Les pays occidentaux reprochent à la Russie et à la Chine de continuer d'opposer leur veto à toute résolution du conseil de sécurité de l'ONU ouvrant la voie légale à une intervention militaire en Syrie. Il n'est pourtant pas sûr qu'ils soient prêts à accepter les risques d'une telle opération. Explications.
Selon l'Observatoire syrien des Droits de l'homme, plus de 7.600 personnes, dont 500 enfants et une grande majorité de civils, auraient été tuées en Syrie depuis le début du mouvement de contestation en mars dernier. Bien que ce bilan ne cesse de s'alourdir, la communauté internationale ne parvient toujours pas à se mettre d'accord quant à la façon d'intervenir dans ce conflit. Une conférence internationale se tient actuellement à Tunis afin de définir un plan d'aide humanitaire et d'obtenir de Damas la fin des tueries, mais elle n'effacera probablement pas les divisions de la communauté internationale sur le dossier syrien, et l'absence de Moscou et Pékin, soutiens indéfectibles du régime de Damas, risque de planer sur la réunion.
Une méfiance compréhensible
Mais pourquoi les Occidentaux n'interviennent-ils pas en Syrie, comme ils l'ont fait contre Kadhafi en Libye? En fait, les raisons sont multiples et souvent très complexes.
Premièrement, il y a peu de chances que les Occidentaux obtiennent le soutien de la Russie et de la Chine.
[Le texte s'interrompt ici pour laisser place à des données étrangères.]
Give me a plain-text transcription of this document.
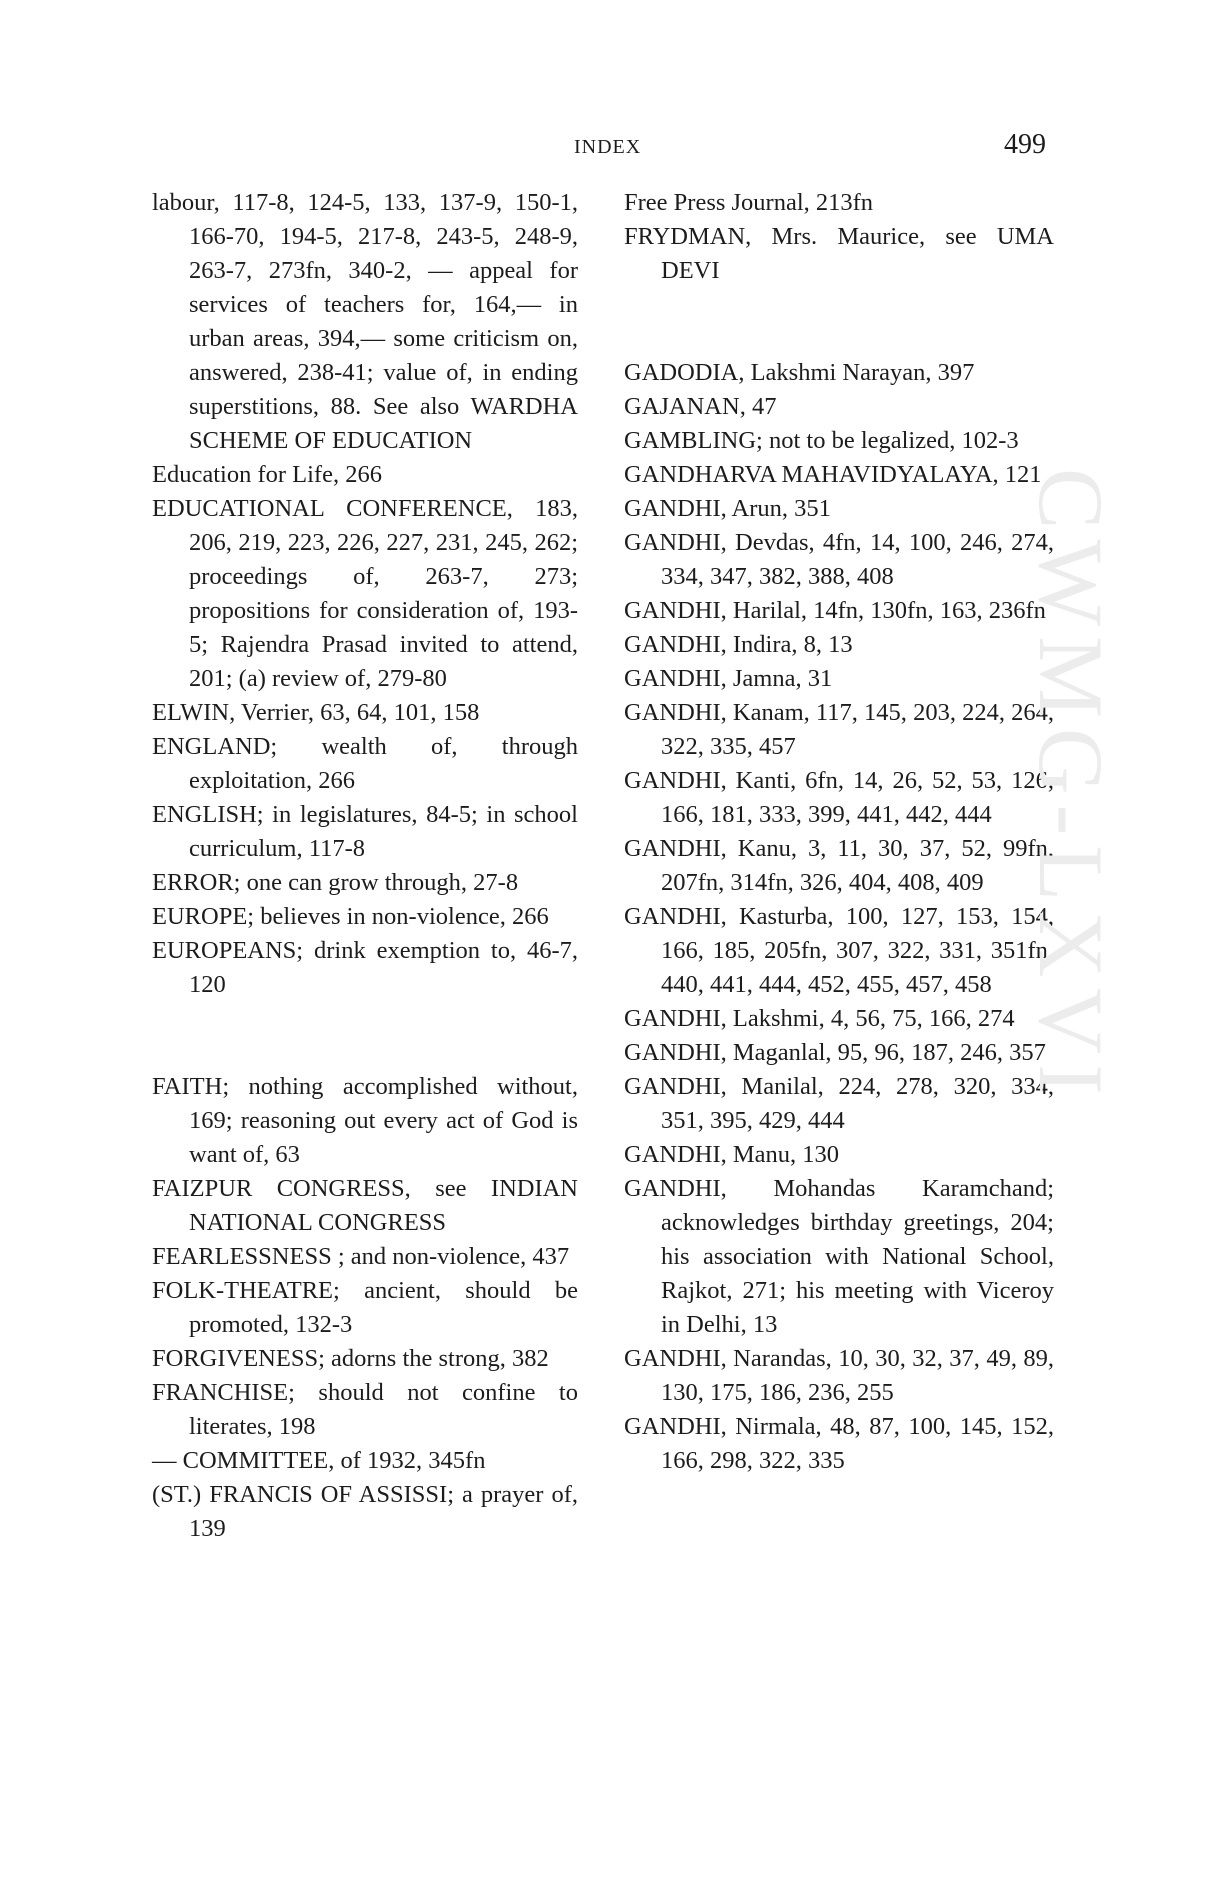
INDEX	499

labour, 117-8, 124-5, 133, 137-9, 150-1, 166-70, 194-5, 217-8, 243-5, 248-9, 263-7, 273fn, 340-2, — appeal for services of teachers for, 164,— in urban areas, 394,— some criticism on, answered, 238-41; value of, in ending superstitions, 88. See also WARDHA SCHEME OF EDUCATION

Education for Life, 266

EDUCATIONAL CONFERENCE, 183, 206, 219, 223, 226, 227, 231, 245, 262; proceedings of, 263-7, 273; propositions for consideration of, 193-5; Rajendra Prasad invited to attend, 201; (a) review of, 279-80

ELWIN, Verrier, 63, 64, 101, 158

ENGLAND; wealth of, through exploitation, 266

ENGLISH; in legislatures, 84-5; in school curriculum, 117-8

ERROR; one can grow through, 27-8

EUROPE; believes in non-violence, 266

EUROPEANS; drink exemption to, 46-7, 120

FAITH; nothing accomplished without, 169; reasoning out every act of God is want of, 63

FAIZPUR CONGRESS, see INDIAN NATIONAL CONGRESS

FEARLESSNESS ; and non-violence, 437

FOLK-THEATRE; ancient, should be promoted, 132-3

FORGIVENESS; adorns the strong, 382

FRANCHISE; should not confine to literates, 198

— COMMITTEE, of 1932, 345fn

(ST.) FRANCIS OF ASSISSI; a prayer of, 139

Free Press Journal, 213fn

FRYDMAN, Mrs. Maurice, see UMA DEVI

GADODIA, Lakshmi Narayan, 397

GAJANAN, 47

GAMBLING; not to be legalized, 102-3

GANDHARVA MAHAVIDYALAYA, 121

GANDHI, Arun, 351

GANDHI, Devdas, 4fn, 14, 100, 246, 274, 334, 347, 382, 388, 408

GANDHI, Harilal, 14fn, 130fn, 163, 236fn

GANDHI, Indira, 8, 13

GANDHI, Jamna, 31

GANDHI, Kanam, 117, 145, 203, 224, 264, 322, 335, 457

GANDHI, Kanti, 6fn, 14, 26, 52, 53, 126, 166, 181, 333, 399, 441, 442, 444

GANDHI, Kanu, 3, 11, 30, 37, 52, 99fn, 207fn, 314fn, 326, 404, 408, 409

GANDHI, Kasturba, 100, 127, 153, 154, 166, 185, 205fn, 307, 322, 331, 351fn, 440, 441, 444, 452, 455, 457, 458

GANDHI, Lakshmi, 4, 56, 75, 166, 274

GANDHI, Maganlal, 95, 96, 187, 246, 357

GANDHI, Manilal, 224, 278, 320, 334, 351, 395, 429, 444

GANDHI, Manu, 130

GANDHI, Mohandas Karamchand; acknowledges birthday greetings, 204; his association with National School, Rajkot, 271; his meeting with Viceroy in Delhi, 13

GANDHI, Narandas, 10, 30, 32, 37, 49, 89, 130, 175, 186, 236, 255

GANDHI, Nirmala, 48, 87, 100, 145, 152, 166, 298, 322, 335

CWMG-LXVI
Leur veto s'explique moins par un soutien indéfectible à Assad que par la volonté des deux pays de tenir tête aux Occidentaux, en particulier après le précédent libyen. "Le fait qu'ils ont été roulé dans la farine, lorsqu'on est passé de la protection des populations au changement de régime, fait qu'il est désormais plus difficile de trouver un accord avec eux sur la Syrie", avertissait déjà en novembre dernier Pascal Boniface, directeur de l'Institut de relations internationales et stratégiques à Paris.
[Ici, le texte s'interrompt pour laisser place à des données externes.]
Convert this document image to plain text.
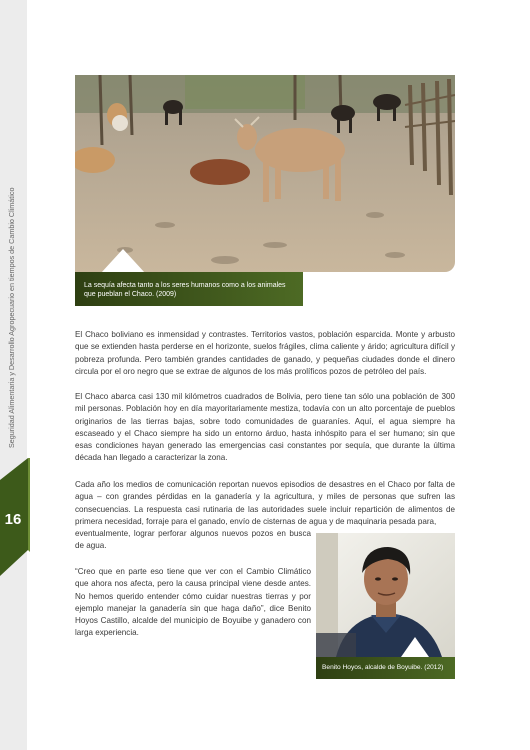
Seguridad Alimentaria y Desarrollo Agropecuario en tiempos de Cambio Climático
16
La sequía afecta tanto a los seres humanos como a los animales que pueblan el Chaco. (2009)

El Chaco boliviano es inmensidad y contrastes. Territorios vastos, población esparcida. Monte y arbusto que se extienden hasta perderse en el horizonte, suelos frágiles, clima caliente y árido; agricultura difícil y pobreza profunda. Pero también grandes cantidades de ganado, y pequeñas ciudades donde el dinero circula por el oro negro que se extrae de algunos de los más prolíficos pozos de petróleo del país.

El Chaco abarca casi 130 mil kilómetros cuadrados de Bolivia, pero tiene tan sólo una población de 300 mil personas. Población hoy en día mayoritariamente mestiza, todavía con un alto porcentaje de pueblos originarios de las tierras bajas, sobre todo comunidades de guaraníes. Aquí, el agua siempre ha escaseado y el Chaco siempre ha sido un entorno árduo, hasta inhóspito para el ser humano; sin que esas condiciones hayan generado las emergencias casi constantes por sequía, que durante la última década han llegado a caracterizar la zona.

Cada año los medios de comunicación reportan nuevos episodios de desastres en el Chaco por falta de agua – con grandes pérdidas en la ganadería y la agricultura, y miles de personas que sufren las consecuencias. La respuesta casi rutinaria de las autoridades suele incluir repartición de alimentos de primera necesidad, forraje para el ganado, envío de cisternas de agua y de maquinaria pesada para,
eventualmente, lograr perforar algunos nuevos pozos en busca de agua.

“Creo que en parte eso tiene que ver con el Cambio Climático que ahora nos afecta, pero la causa principal viene desde antes. No hemos querido entender cómo cuidar nuestras tierras y por ejemplo manejar la ganadería sin que haga daño”, dice Benito Hoyos Castillo, alcalde del municipio de Boyuibe y ganadero con larga experiencia.

Benito Hoyos, alcalde de Boyuibe. (2012)
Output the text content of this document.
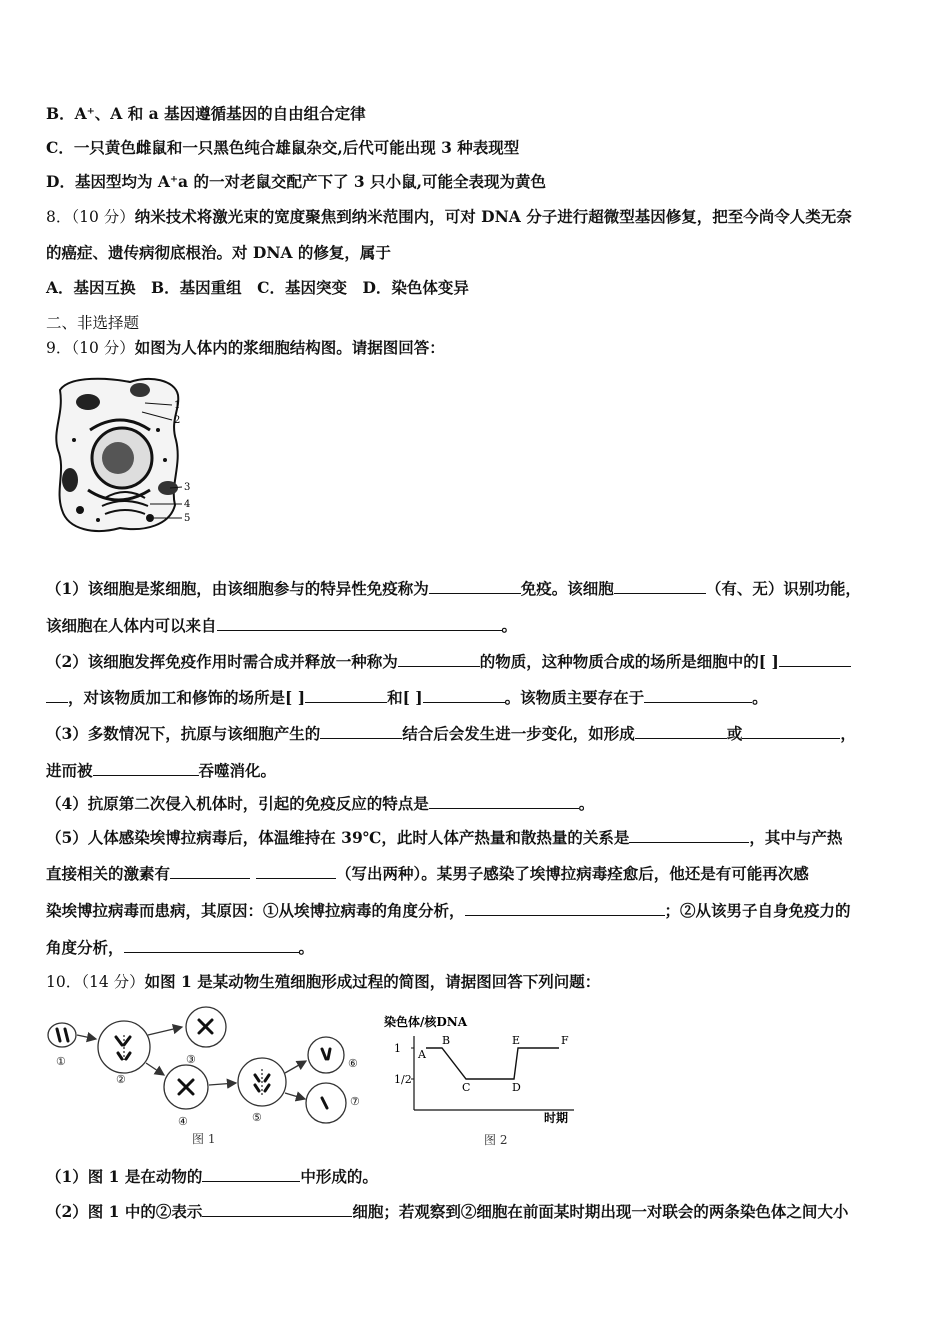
B．A⁺、A 和 a 基因遵循基因的自由组合定律
C．一只黄色雌鼠和一只黑色纯合雄鼠杂交,后代可能出现 3 种表现型
D．基因型均为 A⁺a 的一对老鼠交配产下了 3 只小鼠,可能全表现为黄色
8．（10 分）纳米技术将激光束的宽度聚焦到纳米范围内，可对 DNA 分子进行超微型基因修复，把至今尚令人类无奈
的癌症、遗传病彻底根治。对 DNA 的修复，属于
A．基因互换　B．基因重组　C．基因突变　D．染色体变异
二、非选择题
9．（10 分）如图为人体内的浆细胞结构图。请据图回答：
1
2
3
4
5
（1）该细胞是浆细胞，由该细胞参与的特异性免疫称为	免疫。该细胞	（有、无）识别功能，
该细胞在人体内可以来自	。
（2）该细胞发挥免疫作用时需合成并释放一种称为	的物质，这种物质合成的场所是细胞中的[ ]
，对该物质加工和修饰的场所是[ ]	和[ ]	。该物质主要存在于	。
（3）多数情况下，抗原与该细胞产生的	结合后会发生进一步变化，如形成	或	，
进而被	吞噬消化。
（4）抗原第二次侵入机体时，引起的免疫反应的特点是	。
（5）人体感染埃博拉病毒后，体温维持在 39℃，此时人体产热量和散热量的关系是	，其中与产热
直接相关的激素有	（写出两种）。某男子感染了埃博拉病毒痊愈后，他还是有可能再次感
染埃博拉病毒而患病，其原因：①从埃博拉病毒的角度分析，	；②从该男子自身免疫力的
角度分析，	。
10．（14 分）如图 1 是某动物生殖细胞形成过程的简图，请据图回答下列问题：
①
②
③
④	⑤
⑥
⑦
图 1
染色体/核DNA
时期
图 2
1
1/2
A
B
C	D
E	F
（1）图 1 是在动物的	中形成的。
（2）图 1 中的②表示	细胞；若观察到②细胞在前面某时期出现一对联会的两条染色体之间大小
Pour la Russie, l'enjeu est également de défendre ses intérêts en Syrie, pays avec lequel elle est liée par des contrats d'armement estimés à plusieurs milliards de dollars. Ce pays abrite en outre sur sa côte méditerranéenne la seule base navale russe hors des frontières de l'ex-Union soviétique.
Une opération qui risque de mal tourner
Si la communauté internationale hésite à intervenir militairement en Syrie, c'est aussi parce qu'une telle opération y serait beaucoup plus risquée qu'en Libye. Non seulement, la densité de population y est élevée – ce qui augmente le risque de tuer des civils –, mais la victoire est également loin d'être garantie. D'une part, l'armée syrienne compte environ 500.000 hommes et représente la deuxième puissance militaire arabe après l'Égypte. D'autre part, Bachar Al-Assad ne jouit pas seulement du soutien des minorités alaouites et chrétiennes qui craignent son remplacement par les islamistes, il bénéficie aussi de l'appui d'une partie de la majorité sunnite, notamment dans le milieu des affaires, qui profite depuis trente ans d'un environnement économique favorable.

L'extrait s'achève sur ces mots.